5 Paragraph 8 rightly states that the lack of accountability and attribution online is indeed an obstacle to identifying the source of the disinformation. At the same time, I would note that if the information is accurate and legal, it does not matter if the source is domestic or foreign. A distinction should be made between the two problems. As an example, Latvia and Lithuania were temporarily banning Russian television channels not because they were Russian, but because they were undermining statehood, or the territorial integrity of Ukraine, or spreading hatred. Many of these channels also spread false alarm messages, like “your government/Western elites/Brussels and Washington are secretly planning terror attacks”, or “they are organising a migration crisis in order to substitute the white population with Muslims”.
6 In the same paragraph 8, reference is made to the Russian “troll factories” and to the fact that it is difficult to distinguish where the line is between online activists’ free speech and State interference. However, there are a number of indicators suggesting that the Internet Research Agency based in Saint-Petersburg (also known as Trolls from Olgino or Kremlebots) is controlled by the Russian intelligence services, and that it has employed fake accounts registered on major social networks, discussion boards or online newspaper sites to promote the Kremlin's interests in domestic and foreign policy, including Ukraine, as well as attempting to influence the 2016 United States presidential election.
7 To conclude, I fully agree with the rapporteur that in complex responses to hybrid threats the Council of Europe should play a prominent role in designing legal responses and contributing its rich human rights expertise. I feel th a t the amendments proposed would further strengthen the draft resolution. The following sub-section briefly provides the rationale of the proposals.

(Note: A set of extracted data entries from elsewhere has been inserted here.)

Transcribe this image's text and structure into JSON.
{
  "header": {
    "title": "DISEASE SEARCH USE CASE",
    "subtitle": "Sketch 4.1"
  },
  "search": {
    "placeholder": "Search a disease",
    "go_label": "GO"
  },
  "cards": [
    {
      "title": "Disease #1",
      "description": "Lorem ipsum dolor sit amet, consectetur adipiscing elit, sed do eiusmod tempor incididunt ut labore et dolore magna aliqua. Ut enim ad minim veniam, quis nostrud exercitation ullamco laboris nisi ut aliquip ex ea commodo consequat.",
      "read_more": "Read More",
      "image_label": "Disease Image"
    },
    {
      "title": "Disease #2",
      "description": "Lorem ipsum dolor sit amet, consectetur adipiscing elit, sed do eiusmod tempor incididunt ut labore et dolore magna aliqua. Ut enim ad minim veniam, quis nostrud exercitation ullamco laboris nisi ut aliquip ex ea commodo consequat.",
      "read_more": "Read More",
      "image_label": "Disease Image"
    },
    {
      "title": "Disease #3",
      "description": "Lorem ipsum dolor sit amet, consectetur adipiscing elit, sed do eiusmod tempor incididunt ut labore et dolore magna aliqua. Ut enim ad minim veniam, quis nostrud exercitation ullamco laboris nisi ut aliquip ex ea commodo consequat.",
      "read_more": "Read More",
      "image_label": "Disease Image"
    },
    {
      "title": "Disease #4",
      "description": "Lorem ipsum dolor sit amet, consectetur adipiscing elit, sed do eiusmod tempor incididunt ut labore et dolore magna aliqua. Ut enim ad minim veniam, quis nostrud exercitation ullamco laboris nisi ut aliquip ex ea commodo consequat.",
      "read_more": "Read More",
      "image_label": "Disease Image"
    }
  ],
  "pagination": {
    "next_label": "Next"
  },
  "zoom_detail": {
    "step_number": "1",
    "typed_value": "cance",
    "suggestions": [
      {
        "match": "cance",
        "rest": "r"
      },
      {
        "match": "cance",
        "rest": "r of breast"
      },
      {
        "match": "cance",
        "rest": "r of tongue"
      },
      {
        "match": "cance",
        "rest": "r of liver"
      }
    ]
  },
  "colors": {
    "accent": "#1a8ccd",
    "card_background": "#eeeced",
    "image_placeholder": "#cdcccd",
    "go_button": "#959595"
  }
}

2 Rationale of the proposed amendments to the draft resolution

Amendment A

It seems appropriate to recall in the draft resolution previous reports of the Assembly regarding co-operation against cyberterrorism, security in cyberspace and prevention of cybercrime. The policy guidelines contained therein are to me most relevant in the present context.

Amendment B

Although paragraph 2 does not intend to give an exhaustive list of elements describing “hybrid war”, it seems important to explicitly mention threats to energy supply, to complete the picture.

Amendment C

In recent years, mass disinformation campaigns have become more frequent, intense and dangerous. I believe it is necessary that the Assembly expresses its deep concern about the matter and calls on States to develop tools to protect democracy from “information weapons”.

Amendment D

Maintaining exchange of information and sharing experience and good practice in countering hybrid threats is essential, so it would be important to have an explicit call in this direction in the draft resolution.